As décadas de 1970 e de 1980 marcaram as grandes transformações por que passaria a biologia com as descobertas da organização do funcionamento e da variação do material genético dos seres vivos.

Desse conhecimento decorreram tecnologias que permitiram, a partir de organismos diferentes, novas combinações, em laboratório, de material genético estabelecendo-se, assim, um princípio de intervenção humana capaz de, pela substituição das fronteiras naturais entre variedades de espécies e, potencialmente entre as próprias espécies, estabelecer fronteiras tecnológicas tendentes mais à uniformidade do que à biodiversidade característica do planeta.

As pesquisas em torno do DNA recombinante, além da revolução instaurada no universo dos estudos da vida, permitindo o surgimento de novas práticas científicas e tecnológicas que o novo campo híbrido entre ciência e tecnologia - a biotecnologia - viria depois consagrar, desencadearam também mudanças profundas no comportamento ético da sociedade civil diante das novas questões que a manipulação genética de seres vivos trazia para o homem, ator e autor inconteste do drama redivivo do eterno Prometeu.

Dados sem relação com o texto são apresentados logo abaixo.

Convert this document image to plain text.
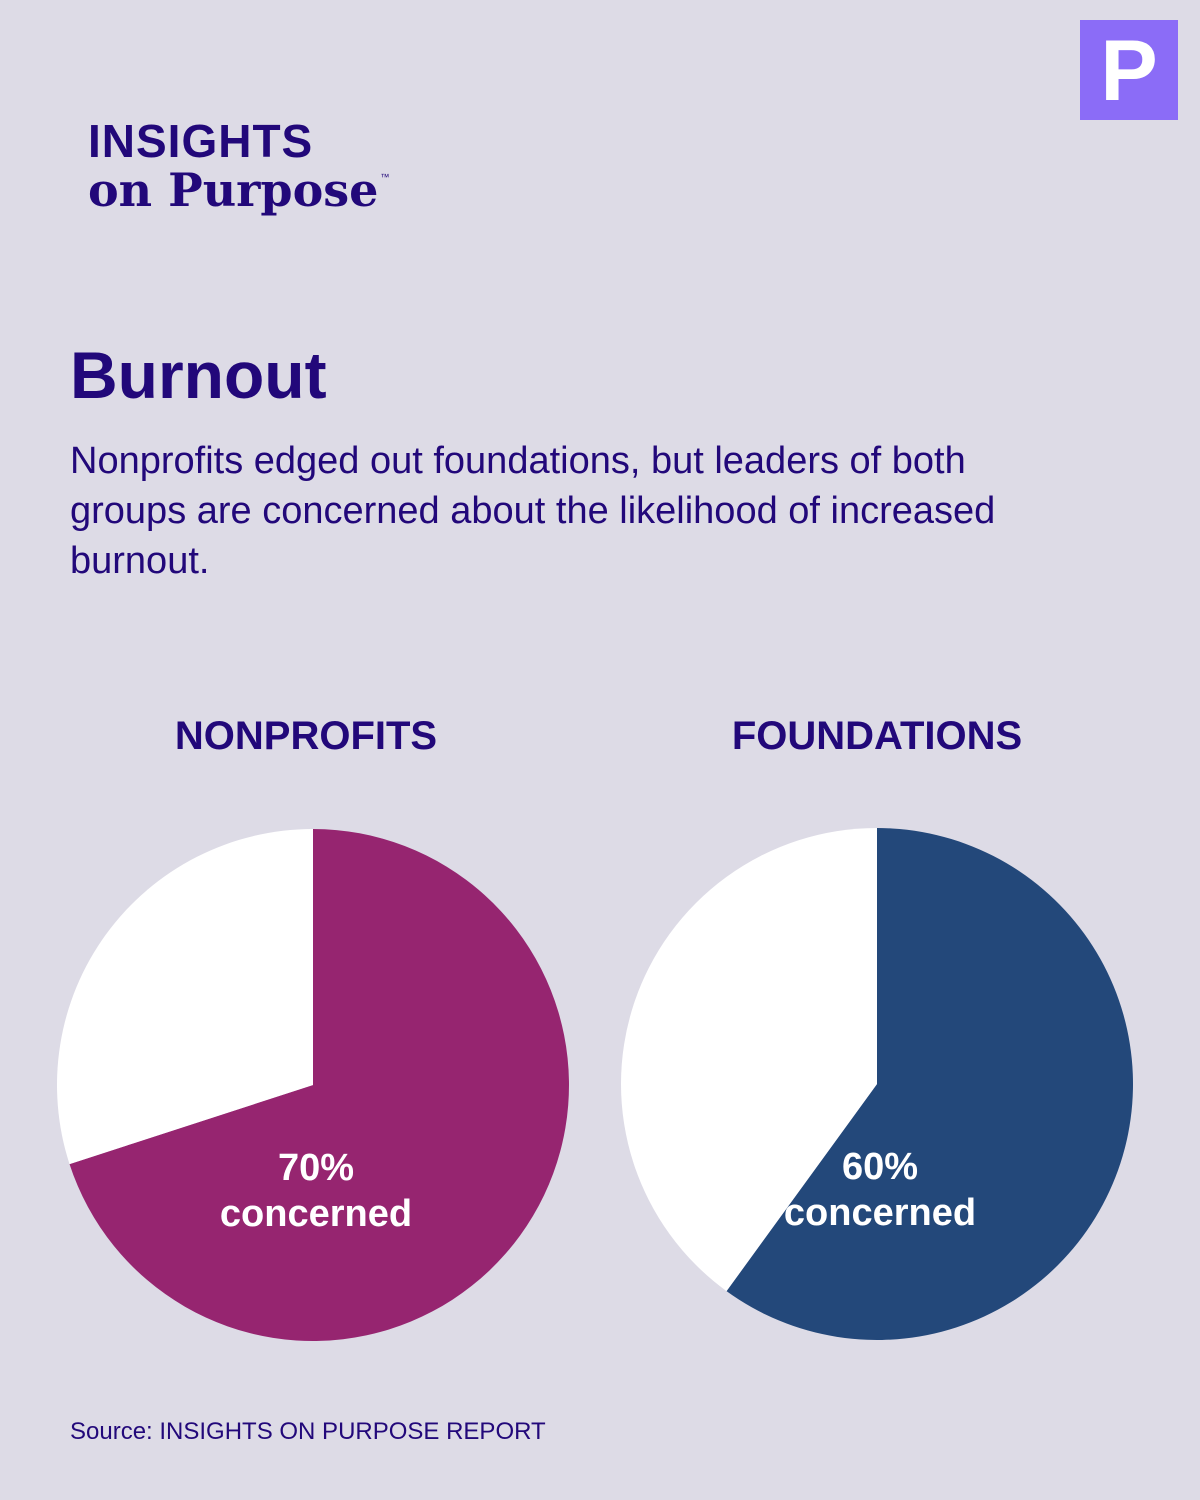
P
INSIGHTS
on Purpose ™
Burnout
Nonprofits edged out foundations, but leaders of both groups are concerned about the likelihood of increased burnout.
NONPROFITS	FOUNDATIONS
70%
concerned
60%
concerned
Source: INSIGHTS ON PURPOSE REPORT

O potencial do que, então, se descobria, foi tão importante que a própria comunidade de pesquisadores, que participaram dos experimentos fundadores, tomaram a decisão de declarar uma moratória científico-tecnológica e de promover a adesão a ela da comunidade internacional enquanto não se estabelecessem diretrizes e normas seguras para as pesquisas na área.

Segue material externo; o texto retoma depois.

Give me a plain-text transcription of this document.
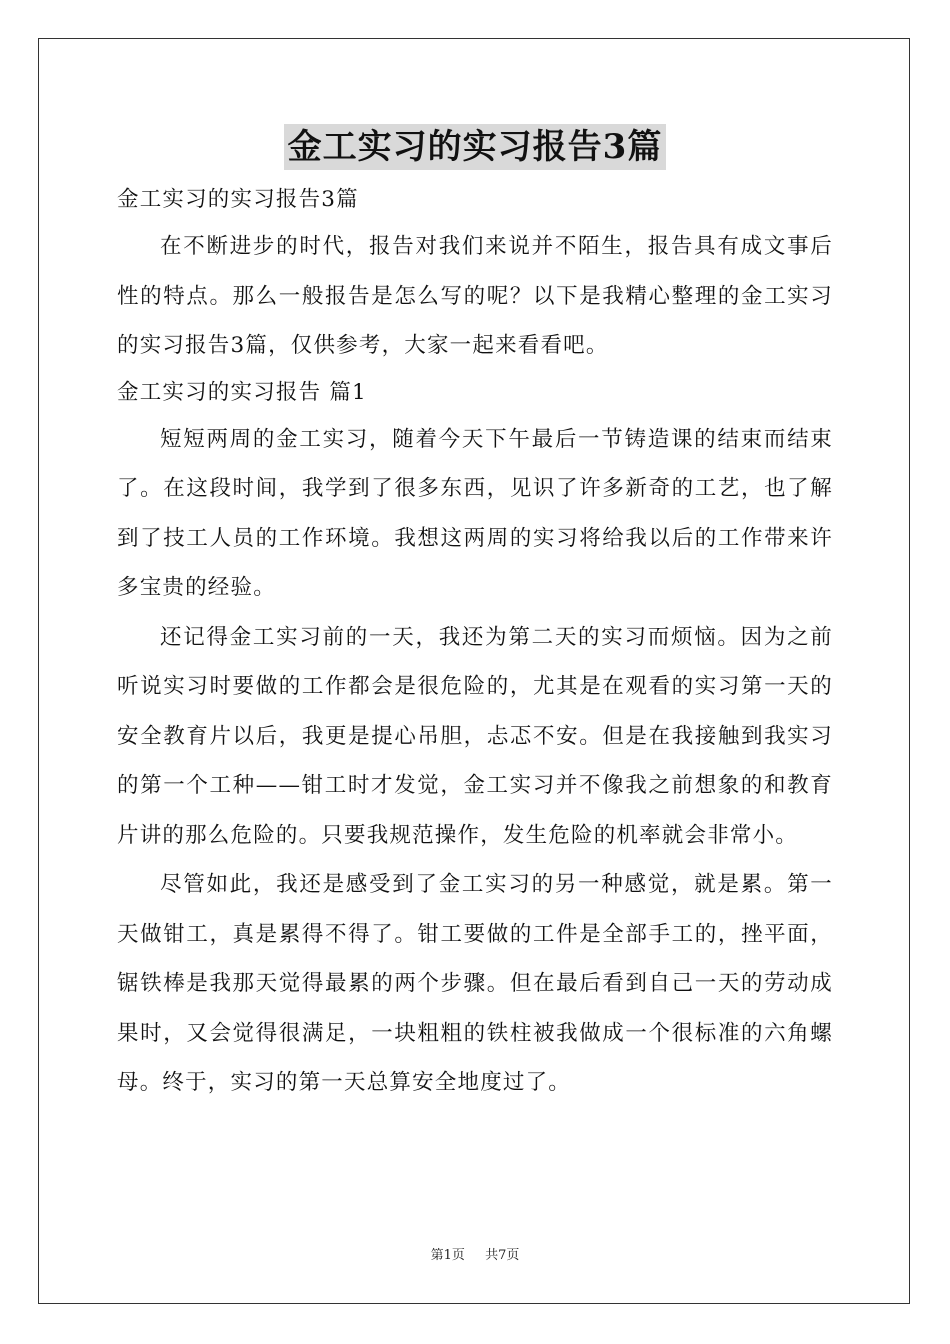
金工实习的实习报告3篇

金工实习的实习报告3篇

在不断进步的时代，报告对我们来说并不陌生，报告具有成文事后性的特点。那么一般报告是怎么写的呢？以下是我精心整理的金工实习的实习报告3篇，仅供参考，大家一起来看看吧。

金工实习的实习报告 篇1

短短两周的金工实习，随着今天下午最后一节铸造课的结束而结束了。在这段时间，我学到了很多东西，见识了许多新奇的工艺，也了解到了技工人员的工作环境。我想这两周的实习将给我以后的工作带来许多宝贵的经验。

还记得金工实习前的一天，我还为第二天的实习而烦恼。因为之前听说实习时要做的工作都会是很危险的，尤其是在观看的实习第一天的安全教育片以后，我更是提心吊胆，忐忑不安。但是在我接触到我实习的第一个工种——钳工时才发觉，金工实习并不像我之前想象的和教育片讲的那么危险的。只要我规范操作，发生危险的机率就会非常小。

尽管如此，我还是感受到了金工实习的另一种感觉，就是累。第一天做钳工，真是累得不得了。钳工要做的工件是全部手工的，挫平面，锯铁棒是我那天觉得最累的两个步骤。但在最后看到自己一天的劳动成果时，又会觉得很满足，一块粗粗的铁柱被我做成一个很标准的六角螺母。终于，实习的第一天总算安全地度过了。

第1页 共7页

A famosa Conferência do Monte Asilomar, nos EUA, em 1975, formalizou essa decisão e promulgou a necessidade de se manterem sob rigorosas condições de proteção e de isolamento todos os experimentos de recombinação genética e os organismos deles resultantes pelo tempo necessário à produção de certezas de que não seriam nocivos à humanidade e ao meio ambiente.

Todos esses acontecimentos foram, curiosamente, muito bem cobertos pela Rolling Stones, publicação radical dos anos 60 e Michael Rogers, num artigo memorável, fez o mais amplo registro dessa reunião internacional proposta pelo bioquímico Paul Berg, da Universidade de Stanford, na qual se debateram à exaustão os riscos e as medidas de prevenção, entre outros, quanto à possibilidade de "criação de novos biótipos nunca antes vistos na natureza".

As fantasias correram soltas e como no imaginário psico-social o homem sempre se reencontra com seus mitos, logo Frankenstein, o médico e o monstro, passeava pelas alamedas receosas do conhecimento desencadeado e pelo receio da reação em cadeia das forças liberadas. Os próprios pais fundadores do novo conhecimento, Watson, entre eles, até pela terminologia dos primórdios, incitavam a imaginação: quimeras, ou plasmídeos quiméricos, eram assim chamados os novos seres produzidos pela engenharia genética.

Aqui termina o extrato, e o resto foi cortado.